Zobacz temat - [R75] nie odpala
 
Forum Klubu ROVERki.pl

Rover serii 75, MG ZT - [R75] nie odpala

TOM3K - Sob Lip 21, 2012 22:32
Temat postu: [R75] nie odpala
Witam,
Jechałem sobie dziś autkiem i podczas próby przyspieszenia auto zaczęło tracić moc aż nagle zgasło... myślałem, że może skończyło się paliwo (od kilkunastu kilometrów jechałem na rezerwie), zapaliła się kontrolka "check engine". Dolałem ropy ale silnik nadal kręci i nie odpala. Odłączyłem akumulator na jakieś dziesięć minut, ale nadal bez zmian. Świeci mi się również kontrolka przepalonej żarówki (prawy przedni kierunkowskaz) ale to raczej chyba nie ma wpływu na całą sytuację.
...pomocy...

edit:
dziś już nawet nie kręci silnikiem, kontrolki świecą - słychać tylko "pyk".
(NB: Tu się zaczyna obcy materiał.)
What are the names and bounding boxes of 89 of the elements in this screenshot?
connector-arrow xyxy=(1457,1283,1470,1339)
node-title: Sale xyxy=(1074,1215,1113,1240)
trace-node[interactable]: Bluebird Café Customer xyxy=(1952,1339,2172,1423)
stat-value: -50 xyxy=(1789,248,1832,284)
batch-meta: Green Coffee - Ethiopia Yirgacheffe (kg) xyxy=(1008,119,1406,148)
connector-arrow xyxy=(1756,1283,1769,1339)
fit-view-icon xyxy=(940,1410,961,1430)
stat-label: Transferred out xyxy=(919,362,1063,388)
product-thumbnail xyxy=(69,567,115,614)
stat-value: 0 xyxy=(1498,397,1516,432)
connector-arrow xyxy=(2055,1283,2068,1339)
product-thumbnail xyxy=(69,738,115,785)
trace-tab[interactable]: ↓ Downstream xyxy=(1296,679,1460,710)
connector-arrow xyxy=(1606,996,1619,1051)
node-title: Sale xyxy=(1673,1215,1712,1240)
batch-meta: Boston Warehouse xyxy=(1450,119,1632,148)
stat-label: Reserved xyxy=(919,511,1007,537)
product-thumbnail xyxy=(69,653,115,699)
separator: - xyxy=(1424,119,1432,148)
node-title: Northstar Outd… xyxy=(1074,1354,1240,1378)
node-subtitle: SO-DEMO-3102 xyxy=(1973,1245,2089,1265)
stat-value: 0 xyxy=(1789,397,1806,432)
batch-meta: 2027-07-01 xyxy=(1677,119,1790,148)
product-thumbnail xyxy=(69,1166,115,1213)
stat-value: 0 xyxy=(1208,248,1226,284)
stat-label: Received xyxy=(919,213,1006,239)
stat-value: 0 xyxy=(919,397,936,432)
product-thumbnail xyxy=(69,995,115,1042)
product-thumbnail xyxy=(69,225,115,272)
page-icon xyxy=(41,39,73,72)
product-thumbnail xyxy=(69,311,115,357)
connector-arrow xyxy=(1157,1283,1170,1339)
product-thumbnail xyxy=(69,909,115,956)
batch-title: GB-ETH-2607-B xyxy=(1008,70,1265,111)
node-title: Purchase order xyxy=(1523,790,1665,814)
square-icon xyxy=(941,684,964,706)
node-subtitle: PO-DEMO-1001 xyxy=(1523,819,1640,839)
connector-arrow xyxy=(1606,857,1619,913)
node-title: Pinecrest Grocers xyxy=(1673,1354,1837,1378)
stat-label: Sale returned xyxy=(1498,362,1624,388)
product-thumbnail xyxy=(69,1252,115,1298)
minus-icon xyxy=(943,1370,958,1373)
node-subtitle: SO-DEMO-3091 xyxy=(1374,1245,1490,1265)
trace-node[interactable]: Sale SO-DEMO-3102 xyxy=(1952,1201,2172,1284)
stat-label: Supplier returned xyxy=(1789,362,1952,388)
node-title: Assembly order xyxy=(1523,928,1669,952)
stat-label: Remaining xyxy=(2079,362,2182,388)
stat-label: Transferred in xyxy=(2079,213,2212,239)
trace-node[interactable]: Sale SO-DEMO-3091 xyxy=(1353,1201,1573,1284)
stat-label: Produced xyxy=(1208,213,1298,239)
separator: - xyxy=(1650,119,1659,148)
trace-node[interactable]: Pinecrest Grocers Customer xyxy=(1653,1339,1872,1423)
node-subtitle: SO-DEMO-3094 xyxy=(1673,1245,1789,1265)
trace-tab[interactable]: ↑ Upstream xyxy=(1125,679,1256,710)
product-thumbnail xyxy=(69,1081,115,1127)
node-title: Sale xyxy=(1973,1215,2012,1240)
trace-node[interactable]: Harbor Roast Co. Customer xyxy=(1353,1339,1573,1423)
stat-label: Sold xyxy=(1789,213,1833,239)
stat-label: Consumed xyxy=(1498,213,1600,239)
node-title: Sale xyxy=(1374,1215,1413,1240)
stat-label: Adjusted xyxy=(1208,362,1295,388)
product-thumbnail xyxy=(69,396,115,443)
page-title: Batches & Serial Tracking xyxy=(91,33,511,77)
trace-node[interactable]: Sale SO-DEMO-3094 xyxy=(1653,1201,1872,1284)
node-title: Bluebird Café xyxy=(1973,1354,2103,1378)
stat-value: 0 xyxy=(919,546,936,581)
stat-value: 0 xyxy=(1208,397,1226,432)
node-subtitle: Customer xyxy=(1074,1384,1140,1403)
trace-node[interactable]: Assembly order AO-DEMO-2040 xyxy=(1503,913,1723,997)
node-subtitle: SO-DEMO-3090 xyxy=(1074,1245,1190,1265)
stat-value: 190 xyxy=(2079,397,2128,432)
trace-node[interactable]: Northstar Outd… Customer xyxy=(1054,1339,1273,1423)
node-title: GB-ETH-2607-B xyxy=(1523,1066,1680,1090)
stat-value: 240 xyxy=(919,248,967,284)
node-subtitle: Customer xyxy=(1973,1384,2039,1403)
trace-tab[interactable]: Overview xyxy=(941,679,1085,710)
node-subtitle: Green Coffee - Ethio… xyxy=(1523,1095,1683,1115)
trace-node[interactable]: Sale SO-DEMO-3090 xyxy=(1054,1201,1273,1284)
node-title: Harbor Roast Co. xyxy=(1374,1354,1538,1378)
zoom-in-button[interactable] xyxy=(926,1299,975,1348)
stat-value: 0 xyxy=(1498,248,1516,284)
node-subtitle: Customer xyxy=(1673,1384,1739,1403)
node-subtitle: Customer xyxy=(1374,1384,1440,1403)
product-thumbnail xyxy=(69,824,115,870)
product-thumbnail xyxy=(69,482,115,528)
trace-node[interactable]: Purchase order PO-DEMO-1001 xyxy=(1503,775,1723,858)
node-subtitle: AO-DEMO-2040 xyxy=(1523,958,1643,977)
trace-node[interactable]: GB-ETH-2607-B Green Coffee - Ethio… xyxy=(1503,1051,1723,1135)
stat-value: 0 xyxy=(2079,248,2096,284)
wojtekhan - Nie Lip 22, 2012 14:22

Witam
Brak pracy rozrusznika - wymień , bądź podładuj akumulator.
Nie odpala - prawdopodobnie pompa paliwa.

Poszukaj bo tematy były już wałkowane.

Pozdrawiam

TOM3K - Nie Lip 22, 2012 19:05

Akumulator podładowany - teraz kręci, ale dalej nie odpala. Powiedzcie mi czy to urządzenie, przez które przepływa paliwo do filtra paliwa, powinno wydawać taki burczący dźwięk przez jakąś minutę po przekręceniu kluczyka? i czy paliwo z niego powinno wylewać się pod dużym ciśnieniem? czy lecieć jak krew z nosa? Bo w moim przypadku po przekręceniu kluczyka paliwo leci powoli....
haszczyc - Nie Lip 22, 2012 20:09

chodzi ci o pompkę paliwa tam powinno być dość spore ciśnienie, dźwięk owszem wydaję ;)
TOM3K - Pon Lip 23, 2012 17:58

No dobra, wszystko wskazuje na to, że to coś z paliwem, bo ledwo leci po odpięciu wężyka z filtra paliwa. Pytanie tylko czemu tak powoli leci? Z tego co się orientuje to są dwie pompy paliwa... Jak rozpoznać, która?
kris-tofer - Pon Lip 23, 2012 21:40

ta przy akumulatorze to pompa niskiego ciśnienia, jeśli z tej pompy po odpięciu wężyka leci bardzo powoli to raczej wina tej pompki, jeśli za filtrem paliwa leci wolno a z samej pompki dosc szybko to zapchany filtr paliwa i wystarczy go podmienić.
TOM3K - Wto Lip 24, 2012 16:01

Witam ponownie.
Dostałem się do pompy paliwa w zbiorniku (tzn. jeszcze jej nie wyciągałem) i nie wydaje ona żadnego dźwięku po przekręceniu kluczyka, nic nawet nie pyknie... Czy to daje mi 100% pewności, że to ona jest uszkodzona? sprawdzałem bezpiecznik pod schowkiem (narysowane było na nim coś z paliwem) i jest sprawny.